The Technium

Multiplexing vs Multitasking


Thad Starner is one of several pioneers who have been personally experimenting with continuous visual input devices, sometime called wearable computing. To most people it looks like he has a screen attached to his eyeball. Starner wore his for years (as has others like Steve Mann, who started doing this earlier). They are living the dream/nightmare of being on the web 24/7, even while walking. So what is it like?

The main question: If your brain is connected to the internet, can you think of anything else? Michael Chorost interviewed Starner (below) in World Wide Mind: The Coming Integration of Humanity, Machines, and the Internet, p.142,160) As far as I can tell, research with the population at large to date suggests that our ability to multitask is not as great as we think it is. In other worlds, when we multitask we do less well on more tasks. When Chorost asked him about this, Starner makes an interesting counter claim:

Mike chorost and thad starner

Starner replied that he multiplexes rather than multitasks. Multiplexing means doing tasks that reinforce each other. For him, taking notes and having conversations are tasks that parallel and enrich each other. They are multiplexed. On the other hand, he doesn’t try to manage email during a conversation or while walking down the street. That would be multitasking. “If the wearable task is directly related to the conversation, the the user’s attention is not ‘split’ and multiplexing can be pretty effective.”

As Thad Starner explained to me, distraction can be avoided by multiplexing rather than multitasking…. We have no difficulty absorbing all at once the music of a parade, the sight of uniformed marchers, bright sunlight, an autumn breeze, a pain in one’s knee, the smell and taste of hot dogs, and the clasp of a loved ones’s hand.

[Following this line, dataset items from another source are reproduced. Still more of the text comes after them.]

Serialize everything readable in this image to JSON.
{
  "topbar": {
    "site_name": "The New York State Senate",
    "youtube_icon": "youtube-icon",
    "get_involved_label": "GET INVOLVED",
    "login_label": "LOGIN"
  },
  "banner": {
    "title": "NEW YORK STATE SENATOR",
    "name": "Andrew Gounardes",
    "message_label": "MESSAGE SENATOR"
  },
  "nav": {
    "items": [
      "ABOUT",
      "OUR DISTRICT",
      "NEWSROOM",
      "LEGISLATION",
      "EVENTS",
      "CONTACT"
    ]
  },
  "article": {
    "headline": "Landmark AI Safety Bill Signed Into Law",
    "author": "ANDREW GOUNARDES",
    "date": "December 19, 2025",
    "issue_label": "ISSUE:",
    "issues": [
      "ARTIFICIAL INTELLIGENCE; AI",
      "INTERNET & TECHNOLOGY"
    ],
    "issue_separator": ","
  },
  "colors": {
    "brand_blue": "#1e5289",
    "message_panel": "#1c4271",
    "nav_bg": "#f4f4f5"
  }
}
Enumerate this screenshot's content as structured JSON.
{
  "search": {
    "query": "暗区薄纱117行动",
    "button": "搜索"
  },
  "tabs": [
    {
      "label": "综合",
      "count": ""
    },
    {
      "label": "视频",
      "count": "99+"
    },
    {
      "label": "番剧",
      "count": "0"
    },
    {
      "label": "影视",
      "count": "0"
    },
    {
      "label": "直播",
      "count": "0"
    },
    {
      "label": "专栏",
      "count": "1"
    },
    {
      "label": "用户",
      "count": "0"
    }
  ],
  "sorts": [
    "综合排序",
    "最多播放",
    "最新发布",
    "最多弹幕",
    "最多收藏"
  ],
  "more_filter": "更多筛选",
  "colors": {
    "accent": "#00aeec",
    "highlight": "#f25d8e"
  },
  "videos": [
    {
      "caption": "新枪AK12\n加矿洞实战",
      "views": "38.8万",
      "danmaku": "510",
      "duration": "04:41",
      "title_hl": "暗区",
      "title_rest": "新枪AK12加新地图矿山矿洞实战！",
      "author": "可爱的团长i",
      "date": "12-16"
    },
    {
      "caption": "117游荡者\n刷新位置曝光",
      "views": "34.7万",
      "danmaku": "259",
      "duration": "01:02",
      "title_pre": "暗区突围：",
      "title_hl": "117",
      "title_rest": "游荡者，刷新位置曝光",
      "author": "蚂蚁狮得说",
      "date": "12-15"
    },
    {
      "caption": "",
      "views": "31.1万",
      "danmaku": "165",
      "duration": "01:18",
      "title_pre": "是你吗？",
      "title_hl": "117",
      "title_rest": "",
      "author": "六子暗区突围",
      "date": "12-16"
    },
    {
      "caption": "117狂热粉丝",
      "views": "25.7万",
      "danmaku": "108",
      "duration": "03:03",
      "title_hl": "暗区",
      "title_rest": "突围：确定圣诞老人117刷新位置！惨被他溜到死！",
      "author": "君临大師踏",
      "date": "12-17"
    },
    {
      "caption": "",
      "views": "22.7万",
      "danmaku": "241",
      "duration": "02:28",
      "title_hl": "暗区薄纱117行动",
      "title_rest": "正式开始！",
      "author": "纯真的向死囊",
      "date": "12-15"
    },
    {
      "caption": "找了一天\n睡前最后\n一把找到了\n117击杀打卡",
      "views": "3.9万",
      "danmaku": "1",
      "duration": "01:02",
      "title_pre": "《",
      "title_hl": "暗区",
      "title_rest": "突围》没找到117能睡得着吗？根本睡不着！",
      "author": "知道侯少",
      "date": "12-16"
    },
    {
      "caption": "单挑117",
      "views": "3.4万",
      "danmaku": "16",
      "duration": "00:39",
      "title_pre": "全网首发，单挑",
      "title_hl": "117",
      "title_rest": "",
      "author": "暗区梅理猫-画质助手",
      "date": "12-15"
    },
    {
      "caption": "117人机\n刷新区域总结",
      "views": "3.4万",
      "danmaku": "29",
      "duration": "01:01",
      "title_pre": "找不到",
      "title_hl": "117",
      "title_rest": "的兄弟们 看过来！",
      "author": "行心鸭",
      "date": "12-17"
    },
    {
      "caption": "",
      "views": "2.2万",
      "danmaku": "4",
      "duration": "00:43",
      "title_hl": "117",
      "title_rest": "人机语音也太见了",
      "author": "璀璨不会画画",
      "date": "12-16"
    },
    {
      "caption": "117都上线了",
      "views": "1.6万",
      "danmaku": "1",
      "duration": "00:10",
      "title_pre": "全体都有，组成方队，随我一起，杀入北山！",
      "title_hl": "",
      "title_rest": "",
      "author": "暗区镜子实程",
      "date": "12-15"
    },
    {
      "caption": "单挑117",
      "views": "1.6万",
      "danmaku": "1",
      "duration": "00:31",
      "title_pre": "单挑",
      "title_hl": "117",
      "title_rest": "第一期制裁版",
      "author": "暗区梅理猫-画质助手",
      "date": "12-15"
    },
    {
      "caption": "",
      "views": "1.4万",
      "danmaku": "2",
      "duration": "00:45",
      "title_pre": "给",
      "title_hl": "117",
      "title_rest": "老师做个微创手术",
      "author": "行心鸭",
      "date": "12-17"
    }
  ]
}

I can think of other multiplexing combinations like driving a car while auditing to a book. In theory this should not work. How can you read and drive at the same time? I know that when I am listening to an audible book I am totally engaged. If it is a great book, I am transported to that world 100%. I would think my conscious mind would not be capable of doing anything else. Yet, I am pretty sure that my driving while listening to books is very safe. I must be multiplexing the two actions, though I don’t know what synergy they have. There seems to be some non-rival part of my brain that takes over the driving. That part of my brain has been driving for many years, and it has also been driving *while listening to books* for almost 30 years! (Zero accidents so far.) Both are fairly high-order tasks. I haven’t researched the science on auditing while driving so I don’t know if I am merely fooling myself, but it sure feels like multiplexing to me.

We can listen to music while cooking. Some folks do bills while watching TV. There may be other multiplexing combinations I don’t know about. Is there an example of multiplexing you do?